The following is a decision promulgated by the High Court in January 2011 where at least one Justice felt compelled to express his or her dissent from the decision penned by the ponente.
1. Sui Generis (Leonardo-de Castro vs. Carpio)
The case of Dante V. Liban, et al vs. Richard J. Gordon originated from a petition filed by petitioners to declare Gordon as having forfeited his seat in the Senate when he accepted the chairmanship of the Board of Governors of the Philippine National Red Cross (PNRC). According to the petitioners, Gordon had violated Section 13, Article VI of the 1987 Constitution, which reads:
SEC. 13. No Senator or Member of the House of Representatives may hold any other office or employment in the Government, or any subdivision, agency, or instrumentality thereof, including government-owned or controlled corporations or their subsidiaries, during his term without forfeiting his seat. Neither shall he be appointed to any office which may have been created or the emoluments thereof increased during the term for which he was elected.

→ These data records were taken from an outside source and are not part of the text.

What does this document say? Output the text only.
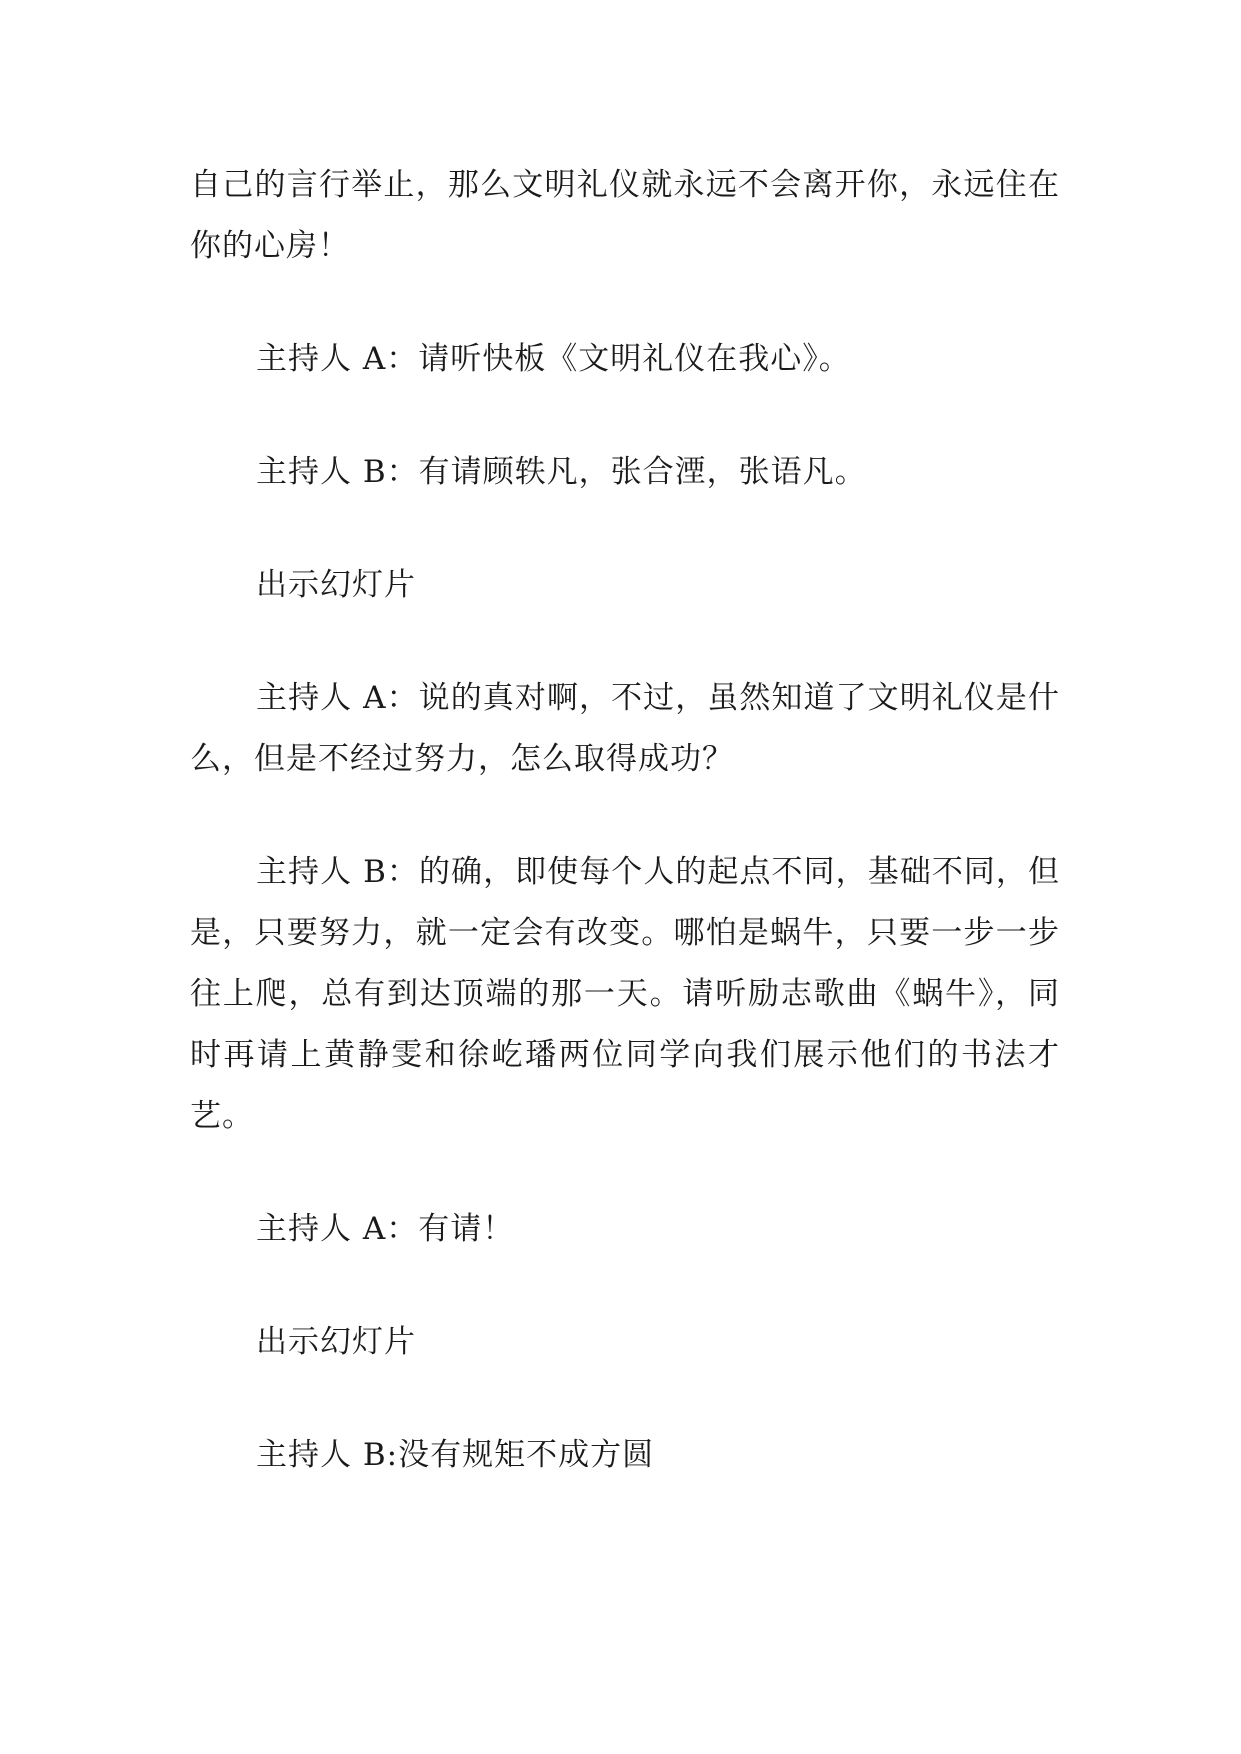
自己的言行举止，那么文明礼仪就永远不会离开你，永远住在你的心房！

主持人 A：请听快板《文明礼仪在我心》。

主持人 B：有请顾轶凡，张合湮，张语凡。

出示幻灯片

主持人 A：说的真对啊，不过，虽然知道了文明礼仪是什么，但是不经过努力，怎么取得成功？

主持人 B：的确，即使每个人的起点不同，基础不同，但是，只要努力，就一定会有改变。哪怕是蜗牛，只要一步一步往上爬，总有到达顶端的那一天。请听励志歌曲《蜗牛》，同时再请上黄静雯和徐屹璠两位同学向我们展示他们的书法才艺。

主持人 A：有请！

出示幻灯片

主持人 B:没有规矩不成方圆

In its original decision, the Supreme Court ruled that Senator Gordon did not commit such a violation because the PNRC, having been established in March 22, 1947 through Republic Act No. 95, was not a government-owned or controlled corporation, but a private corporation or organization albeit performing public functions.

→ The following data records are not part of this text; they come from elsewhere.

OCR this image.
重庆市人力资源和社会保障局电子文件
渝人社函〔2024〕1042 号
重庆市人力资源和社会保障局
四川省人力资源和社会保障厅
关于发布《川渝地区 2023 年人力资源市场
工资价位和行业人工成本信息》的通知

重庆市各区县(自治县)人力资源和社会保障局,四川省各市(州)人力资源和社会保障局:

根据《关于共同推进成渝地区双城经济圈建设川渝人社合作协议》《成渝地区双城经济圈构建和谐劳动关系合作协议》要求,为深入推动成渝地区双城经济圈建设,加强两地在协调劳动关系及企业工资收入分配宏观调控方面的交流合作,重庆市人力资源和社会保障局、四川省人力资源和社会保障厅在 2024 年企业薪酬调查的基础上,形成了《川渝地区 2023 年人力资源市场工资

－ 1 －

That ruling, however, engendered a resultant query as to whether or not then, the PNRC was unconstitutionally established by the legislature given that under Section 7, Article XIV of the then effective 1935 Constitution, it was provided that:
SEC. 7. The Congress shall not, except by general law, provide for the formation, organization, or regulation of private corporations, unless such corporations are owned and controlled by the Government or any subdivision or instrumentality thereof.
Similar prohibitions are found in Article XIV, Section 4 of the 1973 Constitution and Article XII, Section 16 of the 1987 Constitution. The latter reads:
SECTION 16. The Congress shall not, except by general law, provide for the formation, organization, or regulation of private corporations. Government-owned or controlled corporations may be created or established by special charters in the interest of the common good and subject to the test of economic viability.